But weeks passed and McArthur was forced to stay and see himself growing haggard, weak and filthy. It grew cold and the ragged quilts barely sufficed to cover the sand.

At last one day at dusk he determined to make his escape or die. A dense fog had settled down over the island, and in the growing darkness he could scarcely see the guards with their guns pointed over the stockades. It was absolute folly to attempt it, but what was a worm-fed man not willing to attempt? So, as his custom was, he went into his tent, and by his ragged pallet, asked a mercy from his God, and then went out toward the death-line. Well nigh crazed, he thought in the fog he could safely burrow a way unseen under the stockade.
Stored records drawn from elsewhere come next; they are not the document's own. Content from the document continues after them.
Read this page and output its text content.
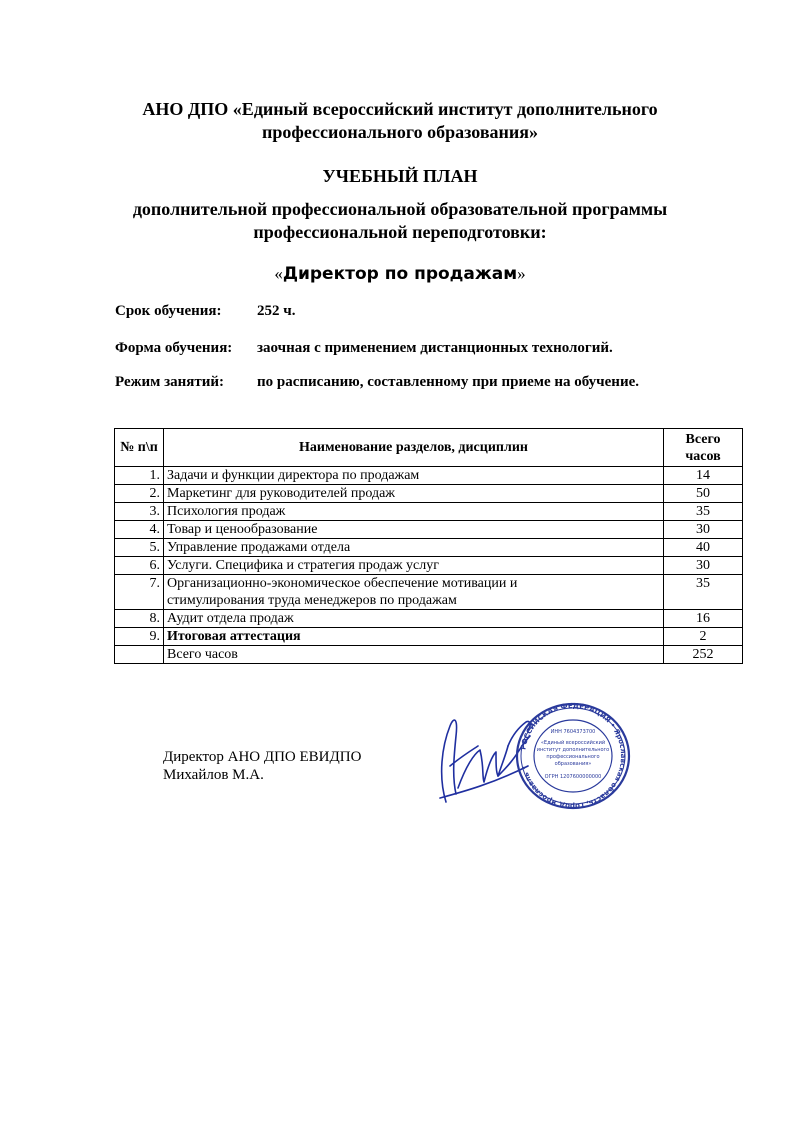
АНО ДПО «Единый всероссийский институт дополнительного
профессионального образования»
УЧЕБНЫЙ ПЛАН
дополнительной профессиональной образовательной программы
профессиональной переподготовки:
«Директор по продажам»
Срок обучения: 252 ч.
Форма обучения: заочная с применением дистанционных технологий.
Режим занятий: по расписанию, составленному при приеме на обучение.
№ п\п	Наименование разделов, дисциплин	Всего
часов

1.	Задачи и функции директора по продажам	14
2.	Маркетинг для руководителей продаж	50
3.	Психология продаж	35
4.	Товар и ценообразование	30
5.	Управление продажами отдела	40
6.	Услуги. Специфика и стратегия продаж услуг	30
7.	Организационно-экономическое обеспечение мотивации и
стимулирования труда менеджеров по продажам	35
8.	Аудит отдела продаж	16
9.	Итоговая аттестация	2
	Всего часов	252
Директор АНО ДПО ЕВИДПО
Михайлов М.А.
РОССИЙСКАЯ ФЕДЕРАЦИЯ • Ярославская область, город Ярославль •
ИНН 7604373700
«Единый всероссийский
институт дополнительного
профессионального
образования»
ОГРН 1207600000000
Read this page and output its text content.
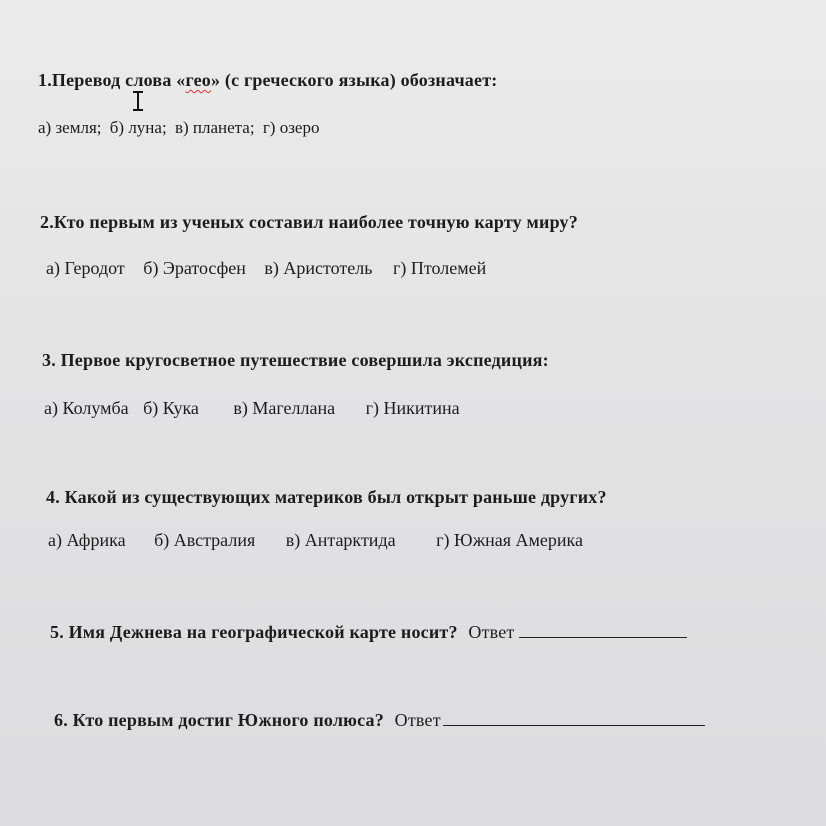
1.Перевод слова «гео» (с греческого языка) обозначает:
а) земля; б) луна; в) планета; г) озеро
2.Кто первым из ученых составил наиболее точную карту миру?
а) Геродот б) Эратосфен в) Аристотель г) Птолемей
3. Первое кругосветное путешествие совершила экспедиция:
а) Колумба б) Кука в) Магеллана г) Никитина
4. Какой из существующих материков был открыт раньше других?
а) Африка б) Австралия в) Антарктида г) Южная Америка
5. Имя Дежнева на географической карте носит? Ответ
6. Кто первым достиг Южного полюса? Ответ
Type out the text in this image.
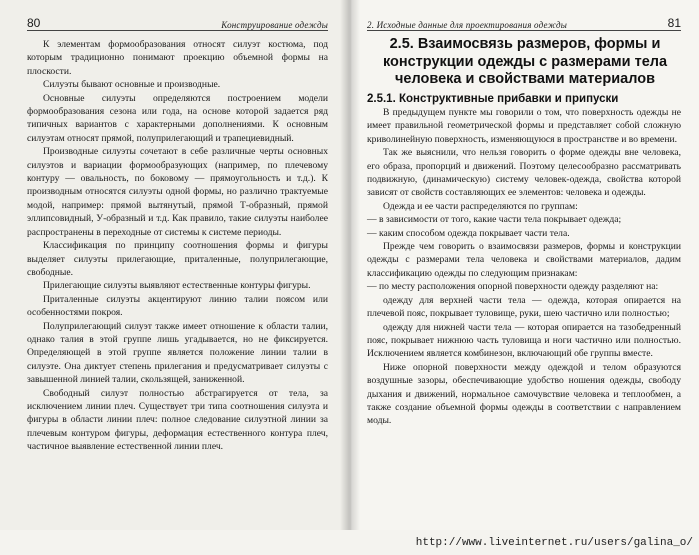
80	Конструирование одежды

К элементам формообразования относят силуэт костюма, под которым традиционно понимают проекцию объемной формы на плоскости.

Силуэты бывают основные и производные.

Основные силуэты определяются построением модели формообразования сезона или года, на основе которой задается ряд типичных вариантов с характерными дополнениями. К основным силуэтам относят прямой, полуприлегающий и трапециевидный.

Производные силуэты сочетают в себе различные черты основных силуэтов и вариации формообразующих (например, по плечевому контуру — овальность, по боковому — прямоугольность и т.д.). К производным относятся силуэты одной формы, но различно трактуемые модой, например: прямой вытянутый, прямой Т-образный, прямой эллипсовидный, У-образный и т.д. Как правило, такие силуэты наиболее распространены в переходные от системы к системе периоды.

Классификация по принципу соотношения формы и фигуры выделяет силуэты прилегающие, приталенные, полуприлегающие, свободные.

Прилегающие силуэты выявляют естественные контуры фигуры.

Приталенные силуэты акцентируют линию талии поясом или особенностями покроя.

Полуприлегающий силуэт также имеет отношение к области талии, однако талия в этой группе лишь угадывается, но не фиксируется. Определяющей в этой группе является положение линии талии в силуэте. Она диктует степень прилегания и предусматривает силуэты с завышенной линией талии, скользящей, заниженной.

Свободный силуэт полностью абстрагируется от тела, за исключением линии плеч. Существует три типа соотношения силуэта и фигуры в области линии плеч: полное следование силуэтной линии за плечевым контуром фигуры, деформация естественного контура плеч, частичное выявление естественной линии плеч.

2. Исходные данные для проектирования одежды	81
2.5. Взаимосвязь размеров, формы и конструкции одежды с размерами тела человека и свойствами материалов
2.5.1. Конструктивные прибавки и припуски

В предыдущем пункте мы говорили о том, что поверхность одежды не имеет правильной геометрической формы и представляет собой сложную криволинейную поверхность, изменяющуюся в пространстве и во времени.

Так же выяснили, что нельзя говорить о форме одежды вне человека, его образа, пропорций и движений. Поэтому целесообразно рассматривать подвижную, (динамическую) систему человек-одежда, свойства которой зависят от свойств составляющих ее элементов: человека и одежды.

Одежда и ее части распределяются по группам:

— в зависимости от того, какие части тела покрывает одежда;

— каким способом одежда покрывает части тела.

Прежде чем говорить о взаимосвязи размеров, формы и конструкции одежды с размерами тела человека и свойствами материалов, дадим классификацию одежды по следующим признакам:

— по месту расположения опорной поверхности одежду разделяют на:

одежду для верхней части тела — одежда, которая опирается на плечевой пояс, покрывает туловище, руки, шею частично или полностью;

одежду для нижней части тела — которая опирается на тазобедренный пояс, покрывает нижнюю часть туловища и ноги частично или полностью. Исключением является комбинезон, включающий обе группы вместе.

Ниже опорной поверхности между одеждой и телом образуются воздушные зазоры, обеспечивающие удобство ношения одежды, свободу дыхания и движений, нормальное самочувствие человека и теплообмен, а также создание объемной формы одежды в соответствии с направлением моды.

http://www.liveinternet.ru/users/galina_o/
He chose a spot midway between a gullah negro (a lowlander from the rice fields of the Combahee) and a mulatto who spoke often of his rights and liberty, and who was as anxious that all should know of his presence as a little game bantam cockerel that has just learned how to crow. Then, kneeling upon the sand, he cautiously began work. A long, lanky man from the mountains of North Carolina saw him and followed:

“Friend, it’s death,” he whispered.

“It doesn’t matter.”

The sand was beginning to fly when he heard a noise as though some one was clambering up the poles of the stockade. Listening, he stared intently in the direction of the noise. A gust of wind had blown off the cap of the Combahee negro, and by means of a rope he was letting himself down to get it.

Was it a mercy?

At least it was a chance.

Stealing up in the darkness he slapped his hand on the guard’s shoulder.

“To whom do you belong, Jim?”

Taken by surprise, and noting instinctively the white man’s voice, the thin veneer of freedom and egotism wore off.